The “Félix Varela” Fellowship Award for Latinos seeking a career in media is a nation-wide competition to bring to Philadelphia the most competent graduates from school of media and journalism throughout the United States.
The prizes are presented by the AL DÍA Foundation in an annual Gala in Philadelphia.
The award was established to honor the memory of Father Félix Varela y Morales, an American intellectual of Latino origin who founded one of the first Spanish-language newspapers in the United States, in the city of Philadelphia, at the beginning of the 19th Century.
The Varela Awards will be offered in a competition among recent U.S. Journalism School graduates from any J-School located in any of 50 States, who articulate compelling reasons to receive a one-year fellowship from the AL DIA Foundation.
WHO WAS FÉLIX VARELA?
- A Catholic priest born in Cuba in 1788 who lived most of his life in the US. He came to Philadelphia, PA, in 1824.
- Varela y Morales became that year in this city the founder of “El Habanero”, the first of several newspapers he published in the US.
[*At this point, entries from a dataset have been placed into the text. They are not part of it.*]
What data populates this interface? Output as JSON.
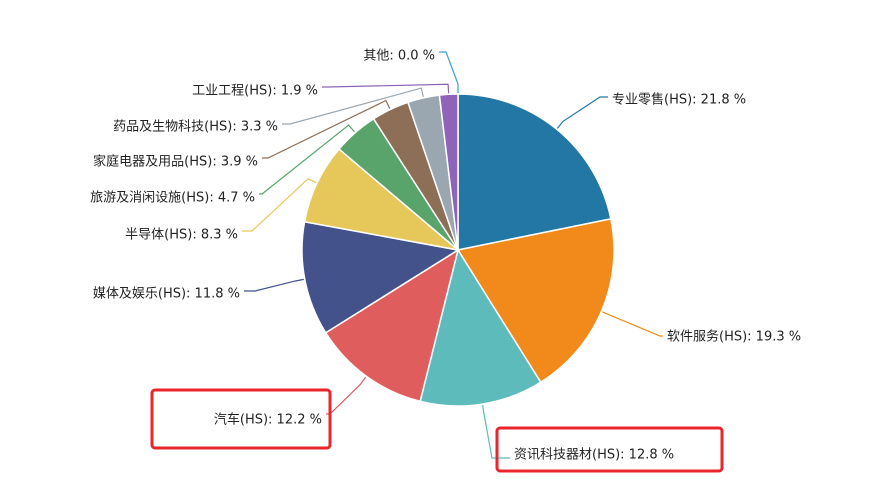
{
  "chart_data": {
    "type": "pie",
    "title": "",
    "start_angle_deg": 90,
    "direction": "clockwise",
    "categories": [
      "专业零售(HS)",
      "软件服务(HS)",
      "资讯科技器材(HS)",
      "汽车(HS)",
      "媒体及娱乐(HS)",
      "半导体(HS)",
      "旅游及消闲设施(HS)",
      "家庭电器及用品(HS)",
      "药品及生物科技(HS)",
      "工业工程(HS)",
      "其他"
    ],
    "values": [
      21.8,
      19.3,
      12.8,
      12.2,
      11.8,
      8.3,
      4.7,
      3.9,
      3.3,
      1.9,
      0.0
    ],
    "colors": [
      "#2377a4",
      "#f28a1b",
      "#5dbcbb",
      "#e05d5d",
      "#44528c",
      "#e6c85a",
      "#58a46a",
      "#8d6f57",
      "#9aa6b0",
      "#8e63b8",
      "#3a9fd6"
    ],
    "slice_labels": [
      "专业零售(HS): 21.8 %",
      "软件服务(HS): 19.3 %",
      "资讯科技器材(HS): 12.8 %",
      "汽车(HS): 12.2 %",
      "媒体及娱乐(HS): 11.8 %",
      "半导体(HS): 8.3 %",
      "旅游及消闲设施(HS): 4.7 %",
      "家庭电器及用品(HS): 3.9 %",
      "药品及生物科技(HS): 3.3 %",
      "工业工程(HS): 1.9 %",
      "其他: 0.0 %"
    ],
    "highlighted": [
      "汽车(HS)",
      "资讯科技器材(HS)"
    ],
    "highlight_color": "#e8262b",
    "legend": "none"
  }
}
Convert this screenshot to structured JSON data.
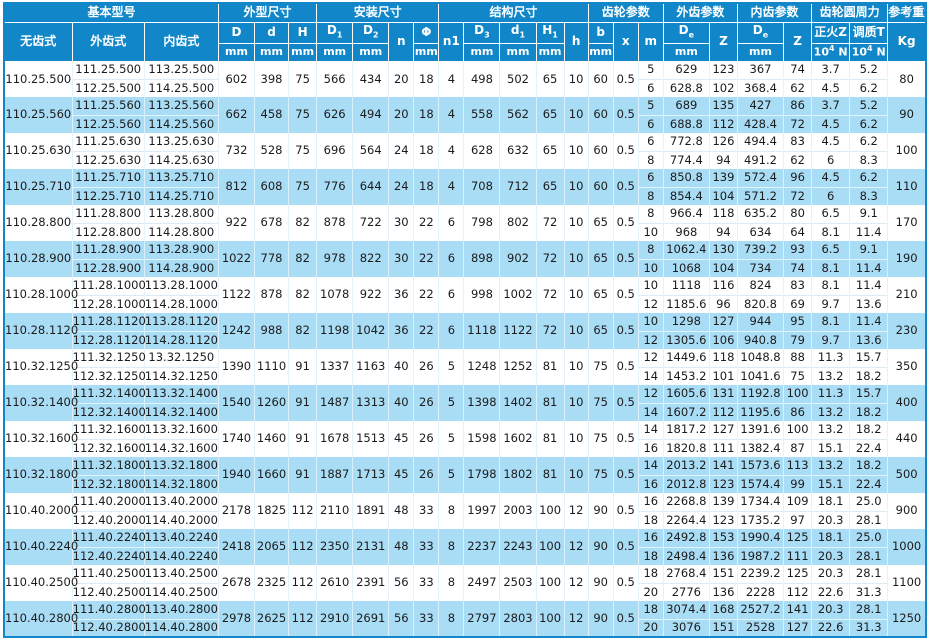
{
  "palette": {
    "header_blue": "#1187c9",
    "alt_row_blue": "#a9dcf5",
    "row_white": "#ffffff",
    "body_text": "#1b1b1b"
  },
  "table": {
    "groups": [
      {
        "label": "基本型号"
      },
      {
        "label": "外型尺寸"
      },
      {
        "label": "安装尺寸"
      },
      {
        "label": "结构尺寸"
      },
      {
        "label": "齿轮参数"
      },
      {
        "label": "外齿参数"
      },
      {
        "label": "内齿参数"
      },
      {
        "label": "齿轮圆周力"
      },
      {
        "label": "参考重量"
      }
    ],
    "cols": {
      "toothless": "无齿式",
      "external": "外齿式",
      "internal": "内齿式",
      "D": "D",
      "d": "d",
      "H": "H",
      "D1": {
        "base": "D",
        "sub": "1"
      },
      "D2": {
        "base": "D",
        "sub": "2"
      },
      "n": "n",
      "phi": "Φ",
      "n1": "n1",
      "D3": {
        "base": "D",
        "sub": "3"
      },
      "d1": {
        "base": "d",
        "sub": "1"
      },
      "H1": {
        "base": "H",
        "sub": "1"
      },
      "h": "h",
      "b": "b",
      "x": "x",
      "m": "m",
      "De_ext": {
        "base": "D",
        "sub": "e"
      },
      "Z_ext": "Z",
      "De_int": {
        "base": "D",
        "sub": "e"
      },
      "Z_int": "Z",
      "normalized": "正火Z",
      "tempered": "调质T",
      "kg": "Kg",
      "unit_mm": "mm",
      "unit_force": {
        "base": "10",
        "sup": "4",
        "tail": " N"
      }
    },
    "shared_col_order": [
      "D",
      "d",
      "H",
      "D1",
      "D2",
      "n",
      "phi",
      "n1",
      "D3",
      "d1",
      "H1",
      "h",
      "b",
      "x"
    ],
    "sub_col_order": [
      "m",
      "De_ext",
      "Z_ext",
      "De_int",
      "Z_int",
      "normalized",
      "tempered"
    ],
    "rows": [
      {
        "model": "110.25.500",
        "external": [
          "111.25.500",
          "112.25.500"
        ],
        "internal": [
          "113.25.500",
          "114.25.500"
        ],
        "shared": [
          "602",
          "398",
          "75",
          "566",
          "434",
          "20",
          "18",
          "4",
          "498",
          "502",
          "65",
          "10",
          "60",
          "0.5"
        ],
        "sub": [
          [
            "5",
            "629",
            "123",
            "367",
            "74",
            "3.7",
            "5.2"
          ],
          [
            "6",
            "628.8",
            "102",
            "368.4",
            "62",
            "4.5",
            "6.2"
          ]
        ],
        "kg": "80"
      },
      {
        "model": "110.25.560",
        "external": [
          "111.25.560",
          "112.25.560"
        ],
        "internal": [
          "113.25.560",
          "114.25.560"
        ],
        "shared": [
          "662",
          "458",
          "75",
          "626",
          "494",
          "20",
          "18",
          "4",
          "558",
          "562",
          "65",
          "10",
          "60",
          "0.5"
        ],
        "sub": [
          [
            "5",
            "689",
            "135",
            "427",
            "86",
            "3.7",
            "5.2"
          ],
          [
            "6",
            "688.8",
            "112",
            "428.4",
            "72",
            "4.5",
            "6.2"
          ]
        ],
        "kg": "90"
      },
      {
        "model": "110.25.630",
        "external": [
          "111.25.630",
          "112.25.630"
        ],
        "internal": [
          "113.25.630",
          "114.25.630"
        ],
        "shared": [
          "732",
          "528",
          "75",
          "696",
          "564",
          "24",
          "18",
          "4",
          "628",
          "632",
          "65",
          "10",
          "60",
          "0.5"
        ],
        "sub": [
          [
            "6",
            "772.8",
            "126",
            "494.4",
            "83",
            "4.5",
            "6.2"
          ],
          [
            "8",
            "774.4",
            "94",
            "491.2",
            "62",
            "6",
            "8.3"
          ]
        ],
        "kg": "100"
      },
      {
        "model": "110.25.710",
        "external": [
          "111.25.710",
          "112.25.710"
        ],
        "internal": [
          "113.25.710",
          "114.25.710"
        ],
        "shared": [
          "812",
          "608",
          "75",
          "776",
          "644",
          "24",
          "18",
          "4",
          "708",
          "712",
          "65",
          "10",
          "60",
          "0.5"
        ],
        "sub": [
          [
            "6",
            "850.8",
            "139",
            "572.4",
            "96",
            "4.5",
            "6.2"
          ],
          [
            "8",
            "854.4",
            "104",
            "571.2",
            "72",
            "6",
            "8.3"
          ]
        ],
        "kg": "110"
      },
      {
        "model": "110.28.800",
        "external": [
          "111.28.800",
          "112.28.800"
        ],
        "internal": [
          "113.28.800",
          "114.28.800"
        ],
        "shared": [
          "922",
          "678",
          "82",
          "878",
          "722",
          "30",
          "22",
          "6",
          "798",
          "802",
          "72",
          "10",
          "65",
          "0.5"
        ],
        "sub": [
          [
            "8",
            "966.4",
            "118",
            "635.2",
            "80",
            "6.5",
            "9.1"
          ],
          [
            "10",
            "968",
            "94",
            "634",
            "64",
            "8.1",
            "11.4"
          ]
        ],
        "kg": "170"
      },
      {
        "model": "110.28.900",
        "external": [
          "111.28.900",
          "112.28.900"
        ],
        "internal": [
          "113.28.900",
          "114.28.900"
        ],
        "shared": [
          "1022",
          "778",
          "82",
          "978",
          "822",
          "30",
          "22",
          "6",
          "898",
          "902",
          "72",
          "10",
          "65",
          "0.5"
        ],
        "sub": [
          [
            "8",
            "1062.4",
            "130",
            "739.2",
            "93",
            "6.5",
            "9.1"
          ],
          [
            "10",
            "1068",
            "104",
            "734",
            "74",
            "8.1",
            "11.4"
          ]
        ],
        "kg": "190"
      },
      {
        "model": "110.28.1000",
        "external": [
          "111.28.1000",
          "112.28.1000"
        ],
        "internal": [
          "113.28.1000",
          "114.28.1000"
        ],
        "shared": [
          "1122",
          "878",
          "82",
          "1078",
          "922",
          "36",
          "22",
          "6",
          "998",
          "1002",
          "72",
          "10",
          "65",
          "0.5"
        ],
        "sub": [
          [
            "10",
            "1118",
            "116",
            "824",
            "83",
            "8.1",
            "11.4"
          ],
          [
            "12",
            "1185.6",
            "96",
            "820.8",
            "69",
            "9.7",
            "13.6"
          ]
        ],
        "kg": "210"
      },
      {
        "model": "110.28.1120",
        "external": [
          "111.28.1120",
          "112.28.1120"
        ],
        "internal": [
          "113.28.1120",
          "114.28.1120"
        ],
        "shared": [
          "1242",
          "988",
          "82",
          "1198",
          "1042",
          "36",
          "22",
          "6",
          "1118",
          "1122",
          "72",
          "10",
          "65",
          "0.5"
        ],
        "sub": [
          [
            "10",
            "1298",
            "127",
            "944",
            "95",
            "8.1",
            "11.4"
          ],
          [
            "12",
            "1305.6",
            "106",
            "940.8",
            "79",
            "9.7",
            "13.6"
          ]
        ],
        "kg": "230"
      },
      {
        "model": "110.32.1250",
        "external": [
          "111.32.1250",
          "112.32.1250"
        ],
        "internal": [
          "13.32.1250",
          "114.32.1250"
        ],
        "shared": [
          "1390",
          "1110",
          "91",
          "1337",
          "1163",
          "40",
          "26",
          "5",
          "1248",
          "1252",
          "81",
          "10",
          "75",
          "0.5"
        ],
        "sub": [
          [
            "12",
            "1449.6",
            "118",
            "1048.8",
            "88",
            "11.3",
            "15.7"
          ],
          [
            "14",
            "1453.2",
            "101",
            "1041.6",
            "75",
            "13.2",
            "18.2"
          ]
        ],
        "kg": "350"
      },
      {
        "model": "110.32.1400",
        "external": [
          "111.32.1400",
          "112.32.1400"
        ],
        "internal": [
          "113.32.1400",
          "114.32.1400"
        ],
        "shared": [
          "1540",
          "1260",
          "91",
          "1487",
          "1313",
          "40",
          "26",
          "5",
          "1398",
          "1402",
          "81",
          "10",
          "75",
          "0.5"
        ],
        "sub": [
          [
            "12",
            "1605.6",
            "131",
            "1192.8",
            "100",
            "11.3",
            "15.7"
          ],
          [
            "14",
            "1607.2",
            "112",
            "1195.6",
            "86",
            "13.2",
            "18.2"
          ]
        ],
        "kg": "400"
      },
      {
        "model": "110.32.1600",
        "external": [
          "111.32.1600",
          "112.32.1600"
        ],
        "internal": [
          "113.32.1600",
          "114.32.1600"
        ],
        "shared": [
          "1740",
          "1460",
          "91",
          "1678",
          "1513",
          "45",
          "26",
          "5",
          "1598",
          "1602",
          "81",
          "10",
          "75",
          "0.5"
        ],
        "sub": [
          [
            "14",
            "1817.2",
            "127",
            "1391.6",
            "100",
            "13.2",
            "18.2"
          ],
          [
            "16",
            "1820.8",
            "111",
            "1382.4",
            "87",
            "15.1",
            "22.4"
          ]
        ],
        "kg": "440"
      },
      {
        "model": "110.32.1800",
        "external": [
          "111.32.1800",
          "112.32.1800"
        ],
        "internal": [
          "113.32.1800",
          "114.32.1800"
        ],
        "shared": [
          "1940",
          "1660",
          "91",
          "1887",
          "1713",
          "45",
          "26",
          "5",
          "1798",
          "1802",
          "81",
          "10",
          "75",
          "0.5"
        ],
        "sub": [
          [
            "14",
            "2013.2",
            "141",
            "1573.6",
            "113",
            "13.2",
            "18.2"
          ],
          [
            "16",
            "2012.8",
            "123",
            "1574.4",
            "99",
            "15.1",
            "22.4"
          ]
        ],
        "kg": "500"
      },
      {
        "model": "110.40.2000",
        "external": [
          "111.40.2000",
          "112.40.2000"
        ],
        "internal": [
          "113.40.2000",
          "114.40.2000"
        ],
        "shared": [
          "2178",
          "1825",
          "112",
          "2110",
          "1891",
          "48",
          "33",
          "8",
          "1997",
          "2003",
          "100",
          "12",
          "90",
          "0.5"
        ],
        "sub": [
          [
            "16",
            "2268.8",
            "139",
            "1734.4",
            "109",
            "18.1",
            "25.0"
          ],
          [
            "18",
            "2264.4",
            "123",
            "1735.2",
            "97",
            "20.3",
            "28.1"
          ]
        ],
        "kg": "900"
      },
      {
        "model": "110.40.2240",
        "external": [
          "111.40.2240",
          "112.40.2240"
        ],
        "internal": [
          "113.40.2240",
          "114.40.2240"
        ],
        "shared": [
          "2418",
          "2065",
          "112",
          "2350",
          "2131",
          "48",
          "33",
          "8",
          "2237",
          "2243",
          "100",
          "12",
          "90",
          "0.5"
        ],
        "sub": [
          [
            "16",
            "2492.8",
            "153",
            "1990.4",
            "125",
            "18.1",
            "25.0"
          ],
          [
            "18",
            "2498.4",
            "136",
            "1987.2",
            "111",
            "20.3",
            "28.1"
          ]
        ],
        "kg": "1000"
      },
      {
        "model": "110.40.2500",
        "external": [
          "111.40.2500",
          "112.40.2500"
        ],
        "internal": [
          "113.40.2500",
          "114.40.2500"
        ],
        "shared": [
          "2678",
          "2325",
          "112",
          "2610",
          "2391",
          "56",
          "33",
          "8",
          "2497",
          "2503",
          "100",
          "12",
          "90",
          "0.5"
        ],
        "sub": [
          [
            "18",
            "2768.4",
            "151",
            "2239.2",
            "125",
            "20.3",
            "28.1"
          ],
          [
            "20",
            "2776",
            "136",
            "2228",
            "112",
            "22.6",
            "31.3"
          ]
        ],
        "kg": "1100"
      },
      {
        "model": "110.40.2800",
        "external": [
          "111.40.2800",
          "112.40.2800"
        ],
        "internal": [
          "113.40.2800",
          "114.40.2800"
        ],
        "shared": [
          "2978",
          "2625",
          "112",
          "2910",
          "2691",
          "56",
          "33",
          "8",
          "2797",
          "2803",
          "100",
          "12",
          "90",
          "0.5"
        ],
        "sub": [
          [
            "18",
            "3074.4",
            "168",
            "2527.2",
            "141",
            "20.3",
            "28.1"
          ],
          [
            "20",
            "3076",
            "151",
            "2528",
            "127",
            "22.6",
            "31.3"
          ]
        ],
        "kg": "1250"
      }
    ]
  }
}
- “El Habanero” saw the light in Old City Philadelphia, the cradle of our Democracy and the Free Press.
- Father Varela was also a prolific writer and the author of multiple essays on cooperation between the English and Spanish-speaking communities.
- Father Varela translated into Spanish important English-language books, including Thomas Jefferson’s “Manual of Parliamentary Practice.”
- In 1997 the United States Postal Service honored Varela by issuing a commemorative stamp.